Hm, etags would only work on public data right? So only for tables where the db-anon-role has the SELECT privilege.

It can also work for authenticated requests if you just do a hash of the whole response. If in the same machine a previous authenticated user requested the same endpoint with same parameters, and that user has the same privileges as you, the response would be the same and eTag would match. If user privileges are different, the response would be different so the eTag would not match.

The only problem to consider is that this mechanism should be optional, as in some very very restricted environments might be considered a security issue to allow the web browser to keep data locally shared between different users. Even though not even developers can access to the web browser cache.

[steve-chavez]

and that user has the same privileges as you

Hmm, would that also work with row level security policies that use our http context?

[yevon]

It should work in any case I think, just imagine this:

(Consider three users sharing the same machine at different times)

1 - User 1 executes the /departments endpoint. He is allowed to see all of them, so he receives a list of 300 departments, and an eTag: 12345. There is no previous etag, so full response is downloaded. HTTP 200 OK.

2 - User 2 executes /departments, but he is only allowed to see his own department. Web browser will send If-None-Match: 12345. The response would just return 1 department, you calculate the hash of whole response, so eTag would be for example eTag: 321. It doesn't match, so full response is downloaded and eTag updated.HTTP 200 OK.

3 - User 3 is from same department as User 2, so they will see the same response.
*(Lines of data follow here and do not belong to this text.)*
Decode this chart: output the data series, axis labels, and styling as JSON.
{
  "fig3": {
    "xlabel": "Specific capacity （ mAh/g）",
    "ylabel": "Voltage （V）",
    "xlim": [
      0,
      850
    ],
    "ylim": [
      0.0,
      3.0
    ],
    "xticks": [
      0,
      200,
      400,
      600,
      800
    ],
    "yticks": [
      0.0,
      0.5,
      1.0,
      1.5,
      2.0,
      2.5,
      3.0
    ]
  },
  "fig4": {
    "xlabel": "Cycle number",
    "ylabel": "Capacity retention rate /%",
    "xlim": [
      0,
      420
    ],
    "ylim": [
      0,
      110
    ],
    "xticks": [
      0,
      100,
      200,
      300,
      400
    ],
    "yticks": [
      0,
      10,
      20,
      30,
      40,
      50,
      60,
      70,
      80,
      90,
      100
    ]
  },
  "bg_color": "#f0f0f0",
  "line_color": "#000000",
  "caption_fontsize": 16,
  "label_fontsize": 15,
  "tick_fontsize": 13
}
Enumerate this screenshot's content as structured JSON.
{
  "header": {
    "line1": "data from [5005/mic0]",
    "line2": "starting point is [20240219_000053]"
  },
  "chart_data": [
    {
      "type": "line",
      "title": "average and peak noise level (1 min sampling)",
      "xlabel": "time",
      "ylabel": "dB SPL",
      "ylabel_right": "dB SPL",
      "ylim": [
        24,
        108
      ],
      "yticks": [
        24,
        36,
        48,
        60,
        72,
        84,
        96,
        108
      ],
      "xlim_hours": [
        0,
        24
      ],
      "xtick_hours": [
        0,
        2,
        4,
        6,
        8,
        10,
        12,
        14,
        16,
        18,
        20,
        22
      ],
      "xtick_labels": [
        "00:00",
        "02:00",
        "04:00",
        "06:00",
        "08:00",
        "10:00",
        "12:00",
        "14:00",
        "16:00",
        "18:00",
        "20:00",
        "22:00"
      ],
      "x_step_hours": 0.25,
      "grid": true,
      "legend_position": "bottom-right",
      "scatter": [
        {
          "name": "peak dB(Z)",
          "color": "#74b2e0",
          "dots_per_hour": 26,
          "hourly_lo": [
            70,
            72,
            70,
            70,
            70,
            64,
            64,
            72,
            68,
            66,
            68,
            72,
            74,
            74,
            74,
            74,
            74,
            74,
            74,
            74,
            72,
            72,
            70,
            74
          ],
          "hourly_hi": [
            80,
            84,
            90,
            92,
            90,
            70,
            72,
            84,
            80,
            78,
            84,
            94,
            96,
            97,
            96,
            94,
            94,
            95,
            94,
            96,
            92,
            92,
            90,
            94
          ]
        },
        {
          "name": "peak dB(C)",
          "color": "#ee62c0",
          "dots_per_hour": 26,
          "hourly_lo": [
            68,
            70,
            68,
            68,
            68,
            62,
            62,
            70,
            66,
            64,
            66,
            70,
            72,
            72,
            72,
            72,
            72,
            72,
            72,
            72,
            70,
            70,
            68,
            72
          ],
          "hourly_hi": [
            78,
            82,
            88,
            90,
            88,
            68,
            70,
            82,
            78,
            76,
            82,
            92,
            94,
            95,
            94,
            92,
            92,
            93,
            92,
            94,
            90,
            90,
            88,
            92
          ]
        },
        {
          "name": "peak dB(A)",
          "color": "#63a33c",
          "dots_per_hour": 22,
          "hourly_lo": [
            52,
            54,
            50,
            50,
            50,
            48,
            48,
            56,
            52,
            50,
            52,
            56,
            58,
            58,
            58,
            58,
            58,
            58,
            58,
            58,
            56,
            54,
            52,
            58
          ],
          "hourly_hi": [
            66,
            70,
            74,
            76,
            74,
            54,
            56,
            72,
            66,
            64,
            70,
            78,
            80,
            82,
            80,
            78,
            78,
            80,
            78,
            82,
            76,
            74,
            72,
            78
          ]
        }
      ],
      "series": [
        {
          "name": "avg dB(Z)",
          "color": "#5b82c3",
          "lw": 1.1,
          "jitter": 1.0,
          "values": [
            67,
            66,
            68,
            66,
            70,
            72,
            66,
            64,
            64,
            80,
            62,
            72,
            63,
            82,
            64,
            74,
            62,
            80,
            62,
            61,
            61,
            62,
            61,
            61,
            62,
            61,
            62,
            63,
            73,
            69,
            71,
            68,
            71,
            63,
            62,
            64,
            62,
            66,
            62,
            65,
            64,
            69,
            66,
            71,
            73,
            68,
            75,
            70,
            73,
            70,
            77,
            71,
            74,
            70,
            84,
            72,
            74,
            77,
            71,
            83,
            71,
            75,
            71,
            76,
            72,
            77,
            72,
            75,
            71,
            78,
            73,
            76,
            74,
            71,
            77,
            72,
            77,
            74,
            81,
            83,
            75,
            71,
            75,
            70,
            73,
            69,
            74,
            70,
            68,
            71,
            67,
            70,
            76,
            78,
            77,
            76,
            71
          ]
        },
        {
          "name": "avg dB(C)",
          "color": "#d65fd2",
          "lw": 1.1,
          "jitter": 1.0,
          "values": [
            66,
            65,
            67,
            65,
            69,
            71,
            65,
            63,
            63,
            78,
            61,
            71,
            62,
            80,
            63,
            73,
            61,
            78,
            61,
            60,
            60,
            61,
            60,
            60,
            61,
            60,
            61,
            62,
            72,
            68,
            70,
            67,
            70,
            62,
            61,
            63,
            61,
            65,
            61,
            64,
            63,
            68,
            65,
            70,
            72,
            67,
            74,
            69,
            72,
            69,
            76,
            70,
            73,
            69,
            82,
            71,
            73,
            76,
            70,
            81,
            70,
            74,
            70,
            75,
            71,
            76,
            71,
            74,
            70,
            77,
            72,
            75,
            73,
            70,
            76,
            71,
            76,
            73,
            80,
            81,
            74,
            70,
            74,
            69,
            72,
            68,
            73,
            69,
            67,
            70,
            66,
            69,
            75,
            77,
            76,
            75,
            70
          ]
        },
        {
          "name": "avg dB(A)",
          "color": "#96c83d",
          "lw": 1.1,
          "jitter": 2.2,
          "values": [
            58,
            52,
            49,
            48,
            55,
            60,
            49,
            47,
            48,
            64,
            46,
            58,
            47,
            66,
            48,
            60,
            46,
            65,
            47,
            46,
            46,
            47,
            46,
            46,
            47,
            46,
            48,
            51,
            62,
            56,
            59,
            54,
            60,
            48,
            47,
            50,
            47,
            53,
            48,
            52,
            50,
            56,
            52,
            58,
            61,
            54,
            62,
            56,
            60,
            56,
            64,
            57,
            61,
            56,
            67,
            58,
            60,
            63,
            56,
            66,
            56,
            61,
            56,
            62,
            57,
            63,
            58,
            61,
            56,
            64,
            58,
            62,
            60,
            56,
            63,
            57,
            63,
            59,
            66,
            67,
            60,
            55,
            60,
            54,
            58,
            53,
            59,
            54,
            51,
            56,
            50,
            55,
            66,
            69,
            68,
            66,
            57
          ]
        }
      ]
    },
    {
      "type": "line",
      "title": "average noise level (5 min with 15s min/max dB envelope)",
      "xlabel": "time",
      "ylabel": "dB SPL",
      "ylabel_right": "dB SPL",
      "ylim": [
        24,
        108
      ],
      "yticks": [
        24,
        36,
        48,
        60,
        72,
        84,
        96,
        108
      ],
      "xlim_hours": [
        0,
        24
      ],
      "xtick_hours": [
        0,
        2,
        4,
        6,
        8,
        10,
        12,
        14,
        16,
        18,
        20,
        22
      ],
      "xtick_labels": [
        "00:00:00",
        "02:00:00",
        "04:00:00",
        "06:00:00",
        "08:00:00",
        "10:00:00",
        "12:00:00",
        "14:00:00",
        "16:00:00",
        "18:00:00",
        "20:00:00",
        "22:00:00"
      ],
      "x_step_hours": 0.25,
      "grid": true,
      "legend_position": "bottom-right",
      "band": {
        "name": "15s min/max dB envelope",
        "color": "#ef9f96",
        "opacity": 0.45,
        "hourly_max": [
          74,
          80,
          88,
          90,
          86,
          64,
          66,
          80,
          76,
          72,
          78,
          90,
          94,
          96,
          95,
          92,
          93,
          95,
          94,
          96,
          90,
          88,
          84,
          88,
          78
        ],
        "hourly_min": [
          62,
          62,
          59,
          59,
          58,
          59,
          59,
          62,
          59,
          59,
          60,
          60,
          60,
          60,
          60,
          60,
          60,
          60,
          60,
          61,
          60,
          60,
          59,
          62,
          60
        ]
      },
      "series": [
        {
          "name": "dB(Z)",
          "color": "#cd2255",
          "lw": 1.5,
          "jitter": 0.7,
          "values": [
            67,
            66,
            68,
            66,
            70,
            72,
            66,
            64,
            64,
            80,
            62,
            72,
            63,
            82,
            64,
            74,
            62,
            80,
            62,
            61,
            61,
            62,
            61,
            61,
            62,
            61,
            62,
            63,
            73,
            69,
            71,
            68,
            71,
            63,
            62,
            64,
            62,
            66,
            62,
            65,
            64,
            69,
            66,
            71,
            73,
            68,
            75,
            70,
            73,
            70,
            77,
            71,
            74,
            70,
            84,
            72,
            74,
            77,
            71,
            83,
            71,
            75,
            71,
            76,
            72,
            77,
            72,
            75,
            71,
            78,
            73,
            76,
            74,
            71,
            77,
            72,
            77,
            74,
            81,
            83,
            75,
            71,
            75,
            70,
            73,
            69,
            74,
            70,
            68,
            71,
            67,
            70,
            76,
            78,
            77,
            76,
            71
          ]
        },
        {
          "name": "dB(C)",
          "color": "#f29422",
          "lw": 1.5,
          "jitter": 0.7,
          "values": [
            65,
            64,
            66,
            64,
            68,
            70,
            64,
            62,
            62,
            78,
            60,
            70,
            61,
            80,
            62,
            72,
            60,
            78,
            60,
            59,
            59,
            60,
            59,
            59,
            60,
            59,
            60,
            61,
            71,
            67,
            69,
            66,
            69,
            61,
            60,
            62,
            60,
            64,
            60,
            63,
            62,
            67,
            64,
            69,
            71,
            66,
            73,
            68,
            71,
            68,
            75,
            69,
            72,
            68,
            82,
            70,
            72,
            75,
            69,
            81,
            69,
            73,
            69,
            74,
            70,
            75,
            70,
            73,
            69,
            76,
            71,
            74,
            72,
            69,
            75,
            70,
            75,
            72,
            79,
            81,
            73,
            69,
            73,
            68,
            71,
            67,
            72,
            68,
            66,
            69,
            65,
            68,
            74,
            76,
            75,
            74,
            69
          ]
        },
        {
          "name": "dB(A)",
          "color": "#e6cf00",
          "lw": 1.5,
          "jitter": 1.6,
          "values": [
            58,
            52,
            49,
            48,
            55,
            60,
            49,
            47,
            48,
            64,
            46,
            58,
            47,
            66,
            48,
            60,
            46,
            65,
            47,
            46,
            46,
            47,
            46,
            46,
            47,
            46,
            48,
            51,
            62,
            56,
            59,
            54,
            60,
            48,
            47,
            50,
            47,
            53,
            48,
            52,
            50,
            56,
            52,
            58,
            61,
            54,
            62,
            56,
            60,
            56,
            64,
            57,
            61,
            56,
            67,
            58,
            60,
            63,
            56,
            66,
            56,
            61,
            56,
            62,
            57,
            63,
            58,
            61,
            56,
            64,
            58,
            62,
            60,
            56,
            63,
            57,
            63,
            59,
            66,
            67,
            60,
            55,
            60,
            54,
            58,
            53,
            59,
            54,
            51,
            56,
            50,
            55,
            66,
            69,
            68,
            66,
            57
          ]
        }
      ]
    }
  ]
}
Web browser sends If-None-Match: 321. You calculate the hash of the response, so it will be the same as previous one, 321. It does match, so server will return 304 Not-Modified response. Web browser can use it's cached value.

This behaviour is the same as if there was no cache at all, but you don't really need to transfer the content, just the confirmation that the cached value is valid or not.

Some considerations:

• It is important to use strong etags like a hash of the http body content, and do not use any identifier that must be secret, like db identifiers, file id's etc. Using xmin as suggested in this issue, would not respect this.
• If security or user is different, the response will be different so etags would not match, so security is respected.
• I don't see a reason for this, but you could apply a hash to the "http context" + "http body response" for calculating the hash etag. This way users would never share the local cache. But it makes no sense for me, if the response is exactly the same between users, they should be able to profit cache entries from other users as well.
• The Cache-Control header should be "no-cache,no-transform, private" by default. It means "always check if cache is valid with server for every request, do not transform the output like compressing images, and store cache only on web browser (no public caches like a proxy)",
• You should be able to control the cache headers.
• Ideal solution would be being able to control cache-headers for every endpoint individually, for example you might decide that is not really needed to check if a public image stored in DB is valid every time, and the web browser can show it directly from the cache without making any request to the server. Or you might decide to completely disable any cache for security reasons for some endpoints and not for others.